The processes occurring during the initial stages of size-selected sampling of atmospheric aerosol matter were explored by means of high-resolution scanning electron microscopy and energy dispersive X-ray spectrometry. The final four stages of a Berner impactor served to collect particles with aerodynamic diameters between 60 nm and 1 μm on polished silicon substrates at sampling times between 10 s and 16 min. In the single-particle impact regime (fractional coverage below 5%), most of the particles produced circular black tracks, of which 15 to 30% contained cores of carbonaceous nanoparticles. At a fractional coverage above about 10%, initially generated deposits became increasingly active as centres of preferred aerosol collection.
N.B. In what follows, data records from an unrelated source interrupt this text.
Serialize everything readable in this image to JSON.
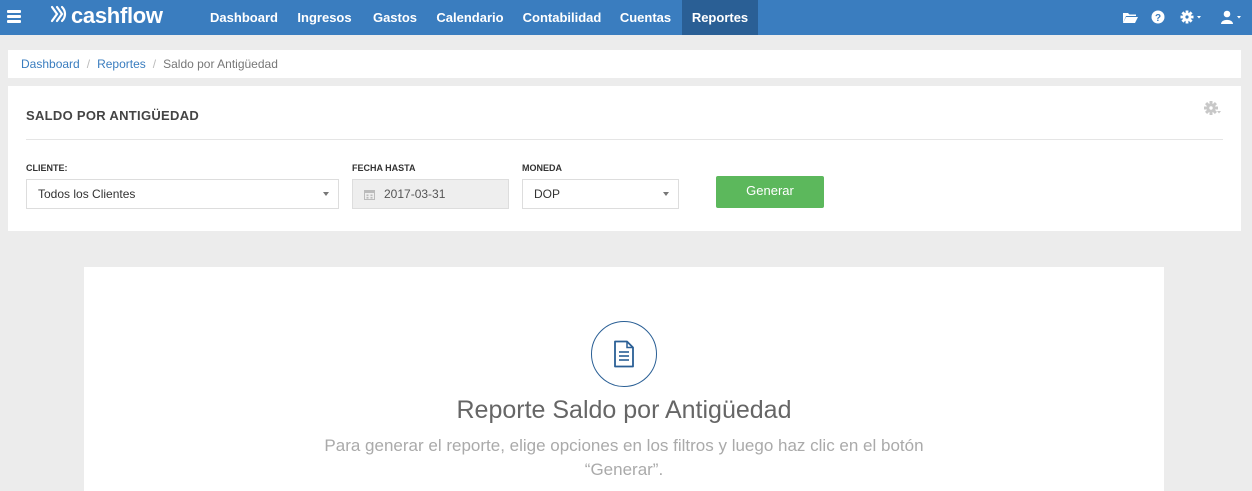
{
  "app": {
    "logo_text": "cashflow"
  },
  "nav": {
    "items": [
      {
        "label": "Dashboard",
        "active": false
      },
      {
        "label": "Ingresos",
        "active": false
      },
      {
        "label": "Gastos",
        "active": false
      },
      {
        "label": "Calendario",
        "active": false
      },
      {
        "label": "Contabilidad",
        "active": false
      },
      {
        "label": "Cuentas",
        "active": false
      },
      {
        "label": "Reportes",
        "active": true
      }
    ],
    "right_icons": [
      "folder-open-icon",
      "help-icon",
      "gear-icon",
      "user-icon"
    ]
  },
  "breadcrumb": {
    "items": [
      "Dashboard",
      "Reportes"
    ],
    "current": "Saldo por Antigüedad",
    "separator": "/"
  },
  "filters": {
    "title": "SALDO POR ANTIGÜEDAD",
    "cliente": {
      "label": "CLIENTE:",
      "value": "Todos los Clientes"
    },
    "fecha_hasta": {
      "label": "FECHA HASTA",
      "value": "2017-03-31"
    },
    "moneda": {
      "label": "MONEDA",
      "value": "DOP"
    },
    "generate_label": "Generar"
  },
  "empty_state": {
    "title": "Reporte Saldo por Antigüedad",
    "description": "Para generar el reporte, elige opciones en los filtros y luego haz clic en el botón “Generar”."
  },
  "colors": {
    "nav_bg": "#3a7dbf",
    "nav_active": "#2a5f95",
    "link": "#3a7dbf",
    "success": "#5cb85c",
    "page_bg": "#ececec"
  }
}
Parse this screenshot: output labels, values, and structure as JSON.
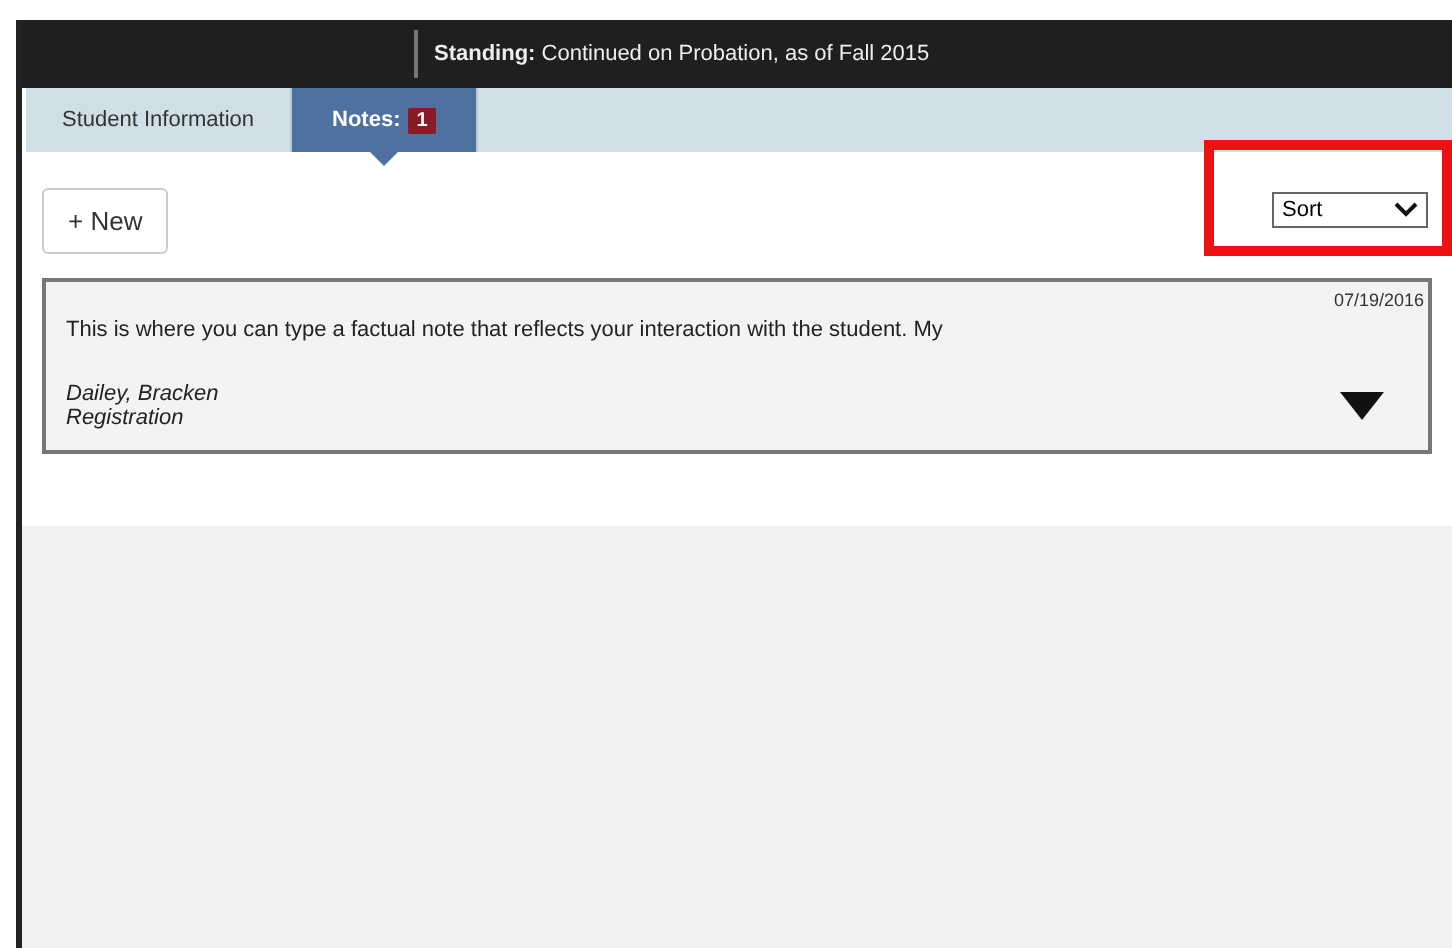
{
  "header": {
    "standing": "**Standing:** Continued on Probation, as of Fall 2015"
  },
  "tabs": [
    {
      "label": "Student Information",
      "selected": false
    },
    {
      "label": "Notes:",
      "selected": true,
      "badge": "1"
    }
  ],
  "toolbar": {
    "new_button": "+ New",
    "sort": {
      "value": "Sort",
      "highlighted": true
    }
  },
  "notes": [
    {
      "date": "07/19/2016",
      "text": "This is where you can type a factual note that reflects your interaction with the student. My",
      "author": "Dailey, Bracken",
      "category": "Registration",
      "expanded": false
    }
  ]
}
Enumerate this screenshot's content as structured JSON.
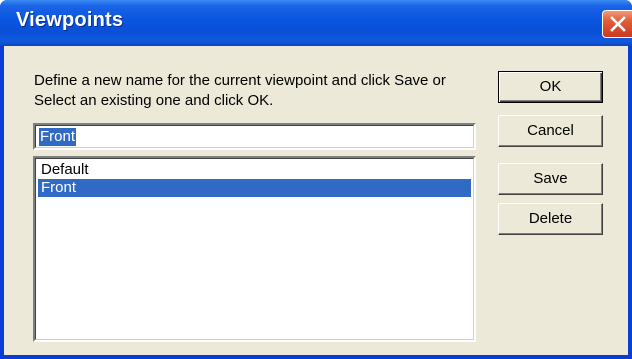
{
  "window": {
    "title": "Viewpoints",
    "close_icon": "close-x-icon"
  },
  "dialog": {
    "instructions": "Define a new name for the current viewpoint and click Save or Select an existing one and click OK.",
    "name_input": {
      "value": "Front"
    },
    "viewpoints_list": {
      "items": [
        "Default",
        "Front"
      ],
      "selected": "Front"
    },
    "buttons": {
      "ok": "OK",
      "cancel": "Cancel",
      "save": "Save",
      "delete": "Delete"
    }
  },
  "colors": {
    "titlebar_blue": "#0a55e0",
    "dialog_face": "#ece9d8",
    "selection_blue": "#316ac5",
    "close_red": "#d6492a"
  }
}
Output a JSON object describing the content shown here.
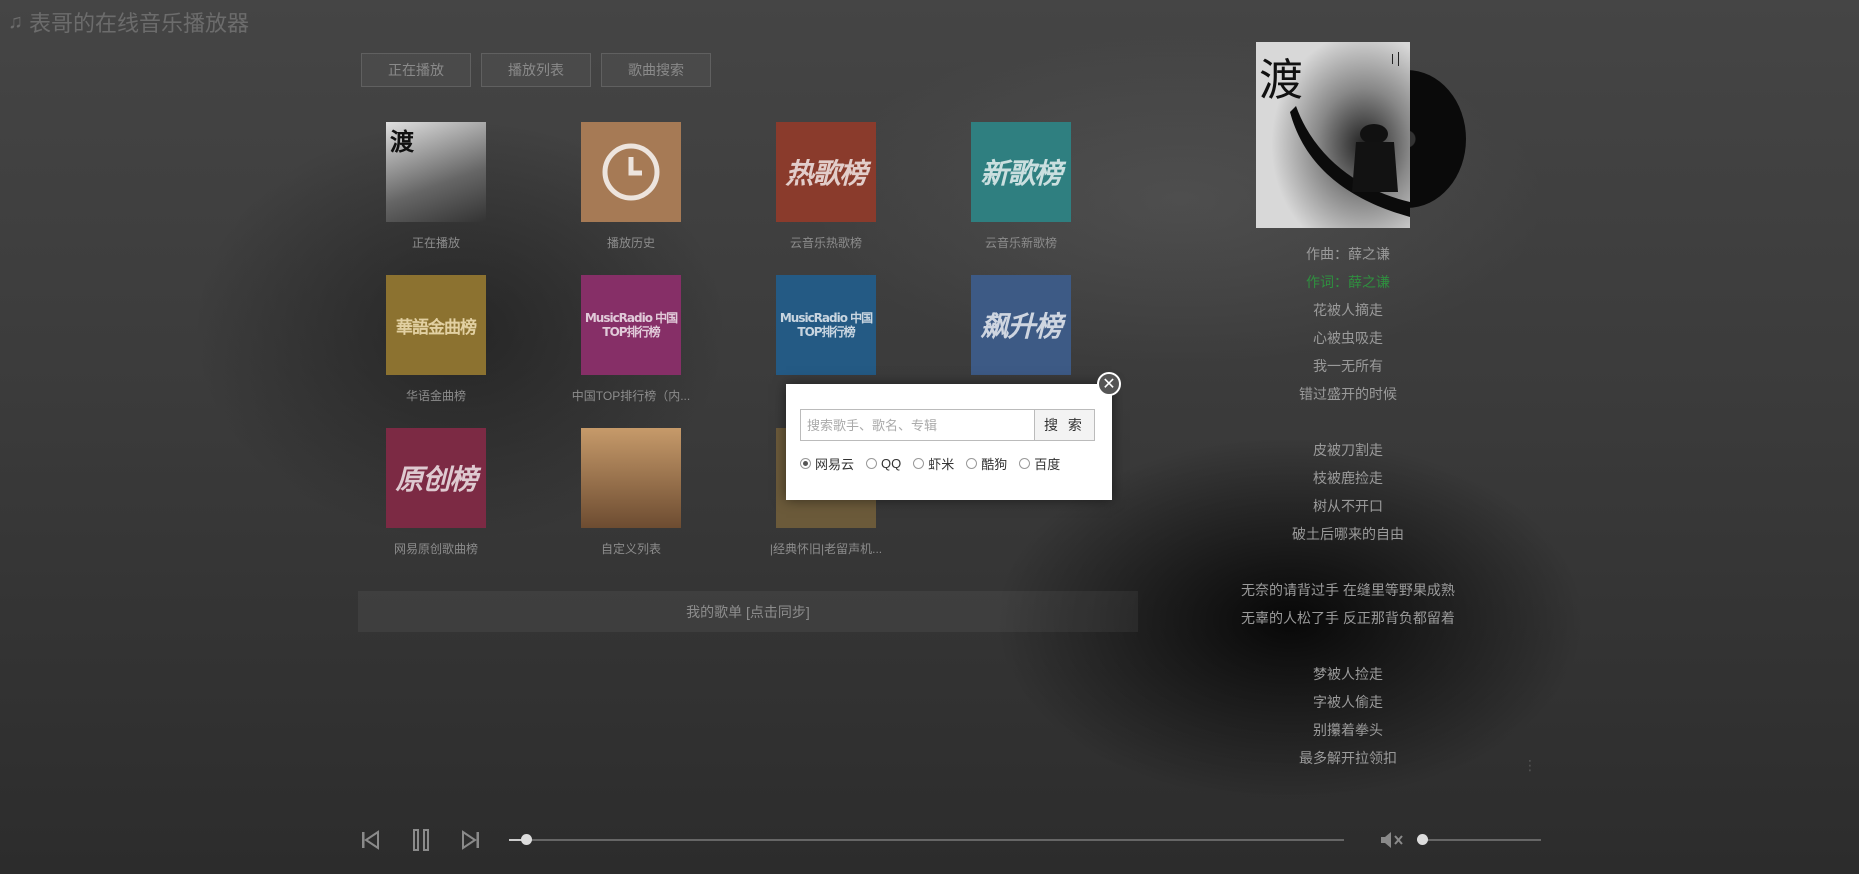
{
  "app": {
    "title": "表哥的在线音乐播放器",
    "title_icon": "music-note-icon"
  },
  "tabs": [
    {
      "label": "正在播放"
    },
    {
      "label": "播放列表"
    },
    {
      "label": "歌曲搜索"
    }
  ],
  "playlists": [
    {
      "label": "正在播放",
      "cover_text": "渡",
      "color": "#5a5a5a"
    },
    {
      "label": "播放历史",
      "cover_text": "",
      "color": "#a67a55"
    },
    {
      "label": "云音乐热歌榜",
      "cover_text": "热歌榜",
      "color": "#8a3b2c"
    },
    {
      "label": "云音乐新歌榜",
      "cover_text": "新歌榜",
      "color": "#2f7f80"
    },
    {
      "label": "华语金曲榜",
      "cover_text": "華語金曲榜",
      "color": "#8c7230"
    },
    {
      "label": "中国TOP排行榜（内...",
      "cover_text": "MusicRadio 中国TOP排行榜",
      "color": "#862f67"
    },
    {
      "label": "",
      "cover_text": "MusicRadio 中国TOP排行榜",
      "color": "#245a84"
    },
    {
      "label": "",
      "cover_text": "飙升榜",
      "color": "#3d5a85"
    },
    {
      "label": "网易原创歌曲榜",
      "cover_text": "原创榜",
      "color": "#7c2a44"
    },
    {
      "label": "自定义列表",
      "cover_text": "",
      "color": "#7a5a3a"
    },
    {
      "label": "|经典怀旧|老留声机...",
      "cover_text": "",
      "color": "#6b5a3a"
    }
  ],
  "sync": {
    "label": "我的歌单 [点击同步]"
  },
  "now_playing": {
    "cover_text": "渡"
  },
  "lyrics": [
    "作曲：薛之谦",
    "作词：薛之谦",
    "花被人摘走",
    "心被虫吸走",
    "我一无所有",
    "错过盛开的时候",
    "",
    "皮被刀割走",
    "枝被鹿捡走",
    "树从不开口",
    "破土后哪来的自由",
    "",
    "无奈的请背过手 在缝里等野果成熟",
    "无辜的人松了手 反正那背负都留着",
    "",
    "梦被人捡走",
    "字被人偷走",
    "别攥着拳头",
    "最多解开拉领扣"
  ],
  "lyrics_highlight_index": 1,
  "player": {
    "progress": 0.02,
    "volume": 0.0,
    "muted": true,
    "icons": [
      "prev-icon",
      "pause-icon",
      "next-icon",
      "mute-icon"
    ]
  },
  "search": {
    "placeholder": "搜索歌手、歌名、专辑",
    "button": "搜 索",
    "sources": [
      "网易云",
      "QQ",
      "虾米",
      "酷狗",
      "百度"
    ],
    "selected": 0
  },
  "colors": {
    "highlight": "#2f8f3f",
    "modal_bg": "#ffffff"
  }
}
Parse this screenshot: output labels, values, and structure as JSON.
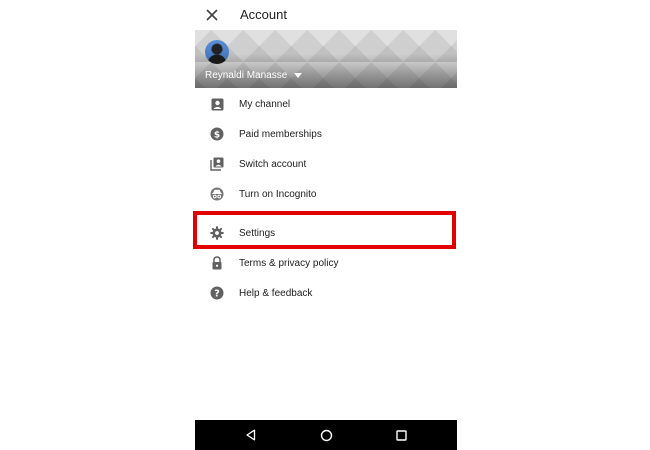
{
  "appbar": {
    "title": "Account",
    "close_icon": "close-icon"
  },
  "account": {
    "name": "Reynaldi Manasse",
    "dropdown_icon": "arrow-drop-down-icon"
  },
  "menu": {
    "items": [
      {
        "label": "My channel",
        "icon": "person-box-icon"
      },
      {
        "label": "Paid memberships",
        "icon": "dollar-circle-icon"
      },
      {
        "label": "Switch account",
        "icon": "switch-account-icon"
      },
      {
        "label": "Turn on Incognito",
        "icon": "incognito-icon"
      },
      {
        "label": "Settings",
        "icon": "gear-icon"
      },
      {
        "label": "Terms & privacy policy",
        "icon": "lock-icon"
      },
      {
        "label": "Help & feedback",
        "icon": "help-circle-icon"
      }
    ]
  },
  "navbar": {
    "back_icon": "back-triangle-icon",
    "home_icon": "home-circle-icon",
    "recents_icon": "recents-square-icon"
  },
  "colors": {
    "highlight": "#e00000",
    "icon_gray": "#616161",
    "text": "#212121",
    "navbar": "#000000"
  }
}
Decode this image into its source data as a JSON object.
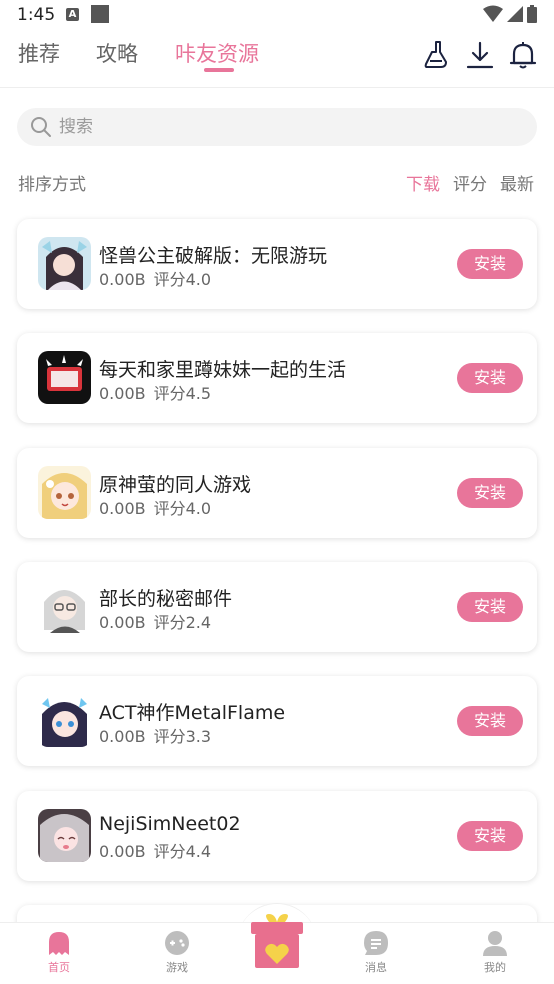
{
  "status_bar": {
    "time": "1:45",
    "notification_letter": "A"
  },
  "top_nav": {
    "tabs": [
      {
        "label": "推荐"
      },
      {
        "label": "攻略"
      },
      {
        "label": "咔友资源"
      }
    ],
    "active_tab": "咔友资源",
    "icons": [
      "broom-icon",
      "download-icon",
      "bell-icon"
    ]
  },
  "search": {
    "placeholder": "搜索"
  },
  "sort": {
    "title": "排序方式",
    "options": [
      {
        "label": "下载"
      },
      {
        "label": "评分"
      },
      {
        "label": "最新"
      }
    ],
    "active": "下载"
  },
  "apps": [
    {
      "title": "怪兽公主破解版：无限游玩",
      "size": "0.00B",
      "rating": "评分4.0",
      "action": "安装",
      "icon_color": "#c7a7c7"
    },
    {
      "title": "每天和家里蹲妹妹一起的生活",
      "size": "0.00B",
      "rating": "评分4.5",
      "action": "安装",
      "icon_color": "#222222"
    },
    {
      "title": "原神萤的同人游戏",
      "size": "0.00B",
      "rating": "评分4.0",
      "action": "安装",
      "icon_color": "#f3d98a"
    },
    {
      "title": "部长的秘密邮件",
      "size": "0.00B",
      "rating": "评分2.4",
      "action": "安装",
      "icon_color": "#d9d9d9"
    },
    {
      "title": "ACT神作MetalFlame",
      "size": "0.00B",
      "rating": "评分3.3",
      "action": "安装",
      "icon_color": "#3b3560"
    },
    {
      "title": "NejiSimNeet02",
      "size": "0.00B",
      "rating": "评分4.4",
      "action": "安装",
      "icon_color": "#8a7f86"
    }
  ],
  "bottom_nav": {
    "items": [
      {
        "label": "首页",
        "icon": "ghost-icon"
      },
      {
        "label": "游戏",
        "icon": "gamepad-icon"
      },
      {
        "label": "",
        "icon": "gift-icon"
      },
      {
        "label": "消息",
        "icon": "message-icon"
      },
      {
        "label": "我的",
        "icon": "person-icon"
      }
    ],
    "active": "首页"
  },
  "colors": {
    "accent": "#e8759a",
    "gift_box": "#e86f8e",
    "gift_heart": "#f5d24a"
  }
}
As a result, the number of black spots remained almost constant, but the area per spot increased rapidly. At this stage of fractional coverage, structured aerosol matter became visible within large black areas of random shape. The deposits showed clear evidence for the onset of phase separation between carbon nanoparticles and material rich in sulphur, probably a mixture of alkaline and alkaline earth sulphates. After some time of sample storage in air the low-coverage sulphate matter tended to attain a fractal pattern. At a fractional coverage of several hundred per cent, large amorphous or crystalline objects had grown, but 30% or more of the nominal impact area still did not contain any aerosol matter. Moreover, carbon nanoparticles were found to be phase separated from the newly grown, very uniform aerosol material. The observations imply that sub-micrometer aerosol matter collected in impactors has lost memory of the original particle morphology.